I can't ride around town for an hour without coming upon some building or object that reminds me of a story someone told me of Arlington history. With winter coming, I'm sure to be reminded of Gloria Paddock sledding under a car on Arlington Heights Road.

“She got her start at that little park on Chestnut and Hawthorne when there was a water tower there,” I'll tell my long-suffering husband. “And sledded past Highland and Vail and Dunton and Evergreen before she burst out on Arlington Heights Road.”

Except the story isn't true.

On my principle that I don't use a fact until it has been corroborated, I went back to John Annen, whose story I was repeating. He went through it again.

“Gloria was coming off the mound of ice under the water tower that used to be at that site, rolled unto Chestnut and sledded right under a car and out the other side.”(Cars in those days rode higher off the ground than now.)

“She did go under the car,” I said, to be sure I had it right.

“Oh, yeah.”

“And came out all right?”

“Yeah.”

Annen was more interested in telling me how, when the water tower overflowed and froze, he and his friends coasted from the mound down the five blocks to what he called State Road. (I persisted in calling it Arlington Heights Road.)
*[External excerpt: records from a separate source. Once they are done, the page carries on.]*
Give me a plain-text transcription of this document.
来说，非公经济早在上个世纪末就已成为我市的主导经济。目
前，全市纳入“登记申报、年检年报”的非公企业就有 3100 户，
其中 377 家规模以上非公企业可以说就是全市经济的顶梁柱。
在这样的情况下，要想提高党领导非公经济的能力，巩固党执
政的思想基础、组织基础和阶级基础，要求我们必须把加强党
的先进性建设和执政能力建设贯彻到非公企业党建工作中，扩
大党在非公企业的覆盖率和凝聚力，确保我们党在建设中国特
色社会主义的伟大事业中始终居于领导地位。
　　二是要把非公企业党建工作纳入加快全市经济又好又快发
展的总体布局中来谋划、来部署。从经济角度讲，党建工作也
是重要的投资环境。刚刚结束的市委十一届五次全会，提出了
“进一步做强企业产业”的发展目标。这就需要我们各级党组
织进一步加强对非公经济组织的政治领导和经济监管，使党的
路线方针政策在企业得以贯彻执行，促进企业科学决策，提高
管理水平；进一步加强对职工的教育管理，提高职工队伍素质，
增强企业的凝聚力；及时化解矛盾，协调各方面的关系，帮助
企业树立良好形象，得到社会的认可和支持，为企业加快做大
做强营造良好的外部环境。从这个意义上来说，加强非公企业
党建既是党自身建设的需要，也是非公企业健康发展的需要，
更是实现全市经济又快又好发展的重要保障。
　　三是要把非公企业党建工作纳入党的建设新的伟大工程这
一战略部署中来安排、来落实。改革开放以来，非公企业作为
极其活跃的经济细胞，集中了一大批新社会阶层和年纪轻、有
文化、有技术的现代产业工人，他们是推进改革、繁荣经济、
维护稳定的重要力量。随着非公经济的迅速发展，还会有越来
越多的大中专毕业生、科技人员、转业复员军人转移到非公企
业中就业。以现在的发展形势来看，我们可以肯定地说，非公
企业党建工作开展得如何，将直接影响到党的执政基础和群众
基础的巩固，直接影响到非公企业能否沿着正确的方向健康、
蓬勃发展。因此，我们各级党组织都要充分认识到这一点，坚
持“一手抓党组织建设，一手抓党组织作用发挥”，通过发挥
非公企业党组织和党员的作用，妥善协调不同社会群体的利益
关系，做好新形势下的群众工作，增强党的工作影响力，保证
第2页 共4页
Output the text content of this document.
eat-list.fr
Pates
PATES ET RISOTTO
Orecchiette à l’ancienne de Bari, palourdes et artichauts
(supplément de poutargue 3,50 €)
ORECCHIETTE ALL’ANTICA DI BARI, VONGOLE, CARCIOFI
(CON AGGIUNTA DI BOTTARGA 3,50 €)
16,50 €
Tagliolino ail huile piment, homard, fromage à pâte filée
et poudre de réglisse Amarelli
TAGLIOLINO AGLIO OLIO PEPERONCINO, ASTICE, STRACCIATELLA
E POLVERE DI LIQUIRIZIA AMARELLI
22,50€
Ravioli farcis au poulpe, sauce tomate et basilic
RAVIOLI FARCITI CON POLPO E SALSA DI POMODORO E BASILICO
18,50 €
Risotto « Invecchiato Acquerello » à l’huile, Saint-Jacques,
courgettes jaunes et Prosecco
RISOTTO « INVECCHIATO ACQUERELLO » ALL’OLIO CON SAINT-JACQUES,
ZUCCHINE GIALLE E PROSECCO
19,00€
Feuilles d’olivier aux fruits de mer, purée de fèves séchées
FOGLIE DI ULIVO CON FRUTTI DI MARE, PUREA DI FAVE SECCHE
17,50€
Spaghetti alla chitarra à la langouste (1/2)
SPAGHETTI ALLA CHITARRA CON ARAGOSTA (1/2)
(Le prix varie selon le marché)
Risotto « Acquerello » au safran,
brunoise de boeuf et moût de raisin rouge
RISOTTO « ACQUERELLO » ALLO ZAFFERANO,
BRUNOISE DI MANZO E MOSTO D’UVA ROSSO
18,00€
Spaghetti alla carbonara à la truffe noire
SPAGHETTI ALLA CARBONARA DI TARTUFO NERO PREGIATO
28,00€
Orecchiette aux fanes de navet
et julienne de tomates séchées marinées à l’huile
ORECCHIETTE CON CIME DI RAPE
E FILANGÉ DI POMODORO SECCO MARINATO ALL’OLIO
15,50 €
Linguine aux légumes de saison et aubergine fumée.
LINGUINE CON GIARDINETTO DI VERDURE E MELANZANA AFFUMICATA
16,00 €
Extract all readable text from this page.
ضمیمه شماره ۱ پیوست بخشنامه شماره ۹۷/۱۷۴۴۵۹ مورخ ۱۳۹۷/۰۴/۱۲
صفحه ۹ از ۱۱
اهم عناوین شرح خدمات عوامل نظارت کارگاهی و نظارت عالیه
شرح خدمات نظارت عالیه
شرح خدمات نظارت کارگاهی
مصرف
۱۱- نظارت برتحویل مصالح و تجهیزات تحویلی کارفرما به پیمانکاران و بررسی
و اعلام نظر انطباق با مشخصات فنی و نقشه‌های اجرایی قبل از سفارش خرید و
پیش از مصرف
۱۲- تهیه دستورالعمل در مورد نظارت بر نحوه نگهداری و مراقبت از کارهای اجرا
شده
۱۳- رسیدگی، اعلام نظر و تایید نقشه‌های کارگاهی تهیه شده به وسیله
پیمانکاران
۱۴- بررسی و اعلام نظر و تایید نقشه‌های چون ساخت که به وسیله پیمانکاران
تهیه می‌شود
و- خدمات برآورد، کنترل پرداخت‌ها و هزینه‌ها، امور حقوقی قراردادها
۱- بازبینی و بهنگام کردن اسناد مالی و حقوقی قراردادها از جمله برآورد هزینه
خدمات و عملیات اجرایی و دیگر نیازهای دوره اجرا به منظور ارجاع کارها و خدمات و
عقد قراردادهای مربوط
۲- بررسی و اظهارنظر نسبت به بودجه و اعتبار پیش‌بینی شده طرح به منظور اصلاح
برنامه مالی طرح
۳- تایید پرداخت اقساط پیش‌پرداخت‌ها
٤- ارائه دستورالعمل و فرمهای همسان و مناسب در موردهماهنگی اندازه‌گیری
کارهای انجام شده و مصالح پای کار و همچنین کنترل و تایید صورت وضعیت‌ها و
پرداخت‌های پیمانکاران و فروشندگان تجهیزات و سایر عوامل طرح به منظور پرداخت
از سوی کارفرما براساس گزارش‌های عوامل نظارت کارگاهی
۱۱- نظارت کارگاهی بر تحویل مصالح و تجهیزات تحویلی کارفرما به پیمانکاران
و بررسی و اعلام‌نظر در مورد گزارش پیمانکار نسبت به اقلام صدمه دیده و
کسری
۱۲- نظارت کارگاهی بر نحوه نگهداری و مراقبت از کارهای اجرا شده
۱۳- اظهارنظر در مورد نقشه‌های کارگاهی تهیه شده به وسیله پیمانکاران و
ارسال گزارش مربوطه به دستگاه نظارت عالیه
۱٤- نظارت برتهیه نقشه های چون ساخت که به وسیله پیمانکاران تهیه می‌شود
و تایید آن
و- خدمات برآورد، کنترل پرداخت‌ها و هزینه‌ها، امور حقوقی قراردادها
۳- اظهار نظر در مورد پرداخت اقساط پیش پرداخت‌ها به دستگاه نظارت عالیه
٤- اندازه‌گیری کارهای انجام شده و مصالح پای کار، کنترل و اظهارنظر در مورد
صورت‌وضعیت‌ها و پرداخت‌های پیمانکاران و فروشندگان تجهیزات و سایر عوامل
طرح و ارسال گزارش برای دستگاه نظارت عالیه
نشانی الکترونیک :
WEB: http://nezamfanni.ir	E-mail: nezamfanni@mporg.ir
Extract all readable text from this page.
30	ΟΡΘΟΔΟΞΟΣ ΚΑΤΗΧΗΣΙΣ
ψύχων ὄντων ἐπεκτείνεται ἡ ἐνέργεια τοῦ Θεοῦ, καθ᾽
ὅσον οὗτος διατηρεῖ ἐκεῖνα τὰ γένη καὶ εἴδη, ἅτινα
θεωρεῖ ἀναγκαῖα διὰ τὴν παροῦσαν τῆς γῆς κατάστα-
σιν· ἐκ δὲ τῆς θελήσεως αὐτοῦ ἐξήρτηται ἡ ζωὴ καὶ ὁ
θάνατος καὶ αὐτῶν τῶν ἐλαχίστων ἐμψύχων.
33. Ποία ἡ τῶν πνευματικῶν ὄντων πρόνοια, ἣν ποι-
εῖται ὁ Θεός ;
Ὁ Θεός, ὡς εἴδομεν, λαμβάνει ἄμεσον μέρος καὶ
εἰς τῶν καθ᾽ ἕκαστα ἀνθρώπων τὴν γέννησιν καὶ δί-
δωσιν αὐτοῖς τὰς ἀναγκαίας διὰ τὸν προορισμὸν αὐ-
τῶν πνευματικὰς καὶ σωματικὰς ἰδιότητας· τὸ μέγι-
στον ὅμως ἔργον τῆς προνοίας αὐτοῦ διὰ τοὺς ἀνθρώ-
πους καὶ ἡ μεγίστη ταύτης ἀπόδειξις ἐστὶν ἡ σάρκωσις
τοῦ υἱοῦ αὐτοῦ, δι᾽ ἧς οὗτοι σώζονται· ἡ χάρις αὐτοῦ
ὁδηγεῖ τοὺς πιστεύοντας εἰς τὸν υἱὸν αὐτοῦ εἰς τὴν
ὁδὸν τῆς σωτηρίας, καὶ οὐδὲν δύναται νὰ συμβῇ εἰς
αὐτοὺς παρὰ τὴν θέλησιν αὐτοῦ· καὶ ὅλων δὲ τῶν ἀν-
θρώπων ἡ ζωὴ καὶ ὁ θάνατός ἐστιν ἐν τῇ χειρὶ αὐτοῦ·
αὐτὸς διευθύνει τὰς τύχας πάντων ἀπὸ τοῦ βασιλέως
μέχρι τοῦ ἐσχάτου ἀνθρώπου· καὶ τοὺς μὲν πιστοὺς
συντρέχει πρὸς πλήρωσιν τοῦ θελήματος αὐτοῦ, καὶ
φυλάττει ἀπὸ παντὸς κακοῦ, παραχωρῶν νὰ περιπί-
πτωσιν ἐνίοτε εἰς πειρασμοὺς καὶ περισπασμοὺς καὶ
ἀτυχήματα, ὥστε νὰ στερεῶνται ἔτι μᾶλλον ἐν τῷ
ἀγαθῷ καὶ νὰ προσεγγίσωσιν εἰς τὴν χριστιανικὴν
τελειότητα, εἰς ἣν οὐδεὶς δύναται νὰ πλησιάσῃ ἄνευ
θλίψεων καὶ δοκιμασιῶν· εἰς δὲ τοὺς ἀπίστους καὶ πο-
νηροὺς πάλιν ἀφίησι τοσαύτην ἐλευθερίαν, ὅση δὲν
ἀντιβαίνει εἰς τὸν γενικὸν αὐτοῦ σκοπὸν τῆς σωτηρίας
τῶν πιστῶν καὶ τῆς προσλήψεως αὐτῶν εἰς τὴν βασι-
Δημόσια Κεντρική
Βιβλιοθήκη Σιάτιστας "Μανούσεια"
“Did you sled under any cars?” I asked, picturing Arlington Heights Road today. “No. There weren't any cars (to speak of) on State Road then.”

John Annen's stories were a microcosm of Arlington. His home on north Highland was built in 1905 by local carpenters for an early Arlington mayor, Peter Mors. Both John's father and his grandfather, carpenters themselves like many men in Arlington, had worked on the original house. “My grandfather did all the trim work in the house. My father did all the rough work.” John was the third owner.

As a boy, John lived at Hawthorne and Highland in a town of truck gardens. North of his boyhood home, a whole block was a cherry orchard. He remembered that Hawthorne, pretty much a mud trail east of State Road, ran into fields of grapes. John himself picked flowers at the local peony farm and sold them on State Road for 25 cents a bunch. With not much traffic on the road, the sales were few. He made more money picking the sweet cherries in the next block.

He started earning his own money when he was 10. When he was 11, he was the family driver. His mother did not drive so, like many kids in town, he ferried mom around on all her errands and visits. When he was 15, he was allowed to take a date and three other couples to the Aragon Ballroom in Chicago.

He knew Burt Laudermilk, the developer of Stonegate and Scarsdale subdivisions. And while he sympathized when sales halted on Laudermilk's homes during the Depression, John and his friends profited.

“There were so many homes that were never completed. They just sat there. There was a house I admired where a large living room had a cathedral ceiling. We made it into a basketball court. Nobody cared. It was cold in winter, but it had a roof.”

The Depression was a time of making do. The Annen family took a picnic lunch once a year to Starved Rock State Park. They'd stop for Mass along the way. John remembered a hill near the park entrance too steep for the car to climb.

“We had to go up in reverse. And we always had a flat, either coming or going.”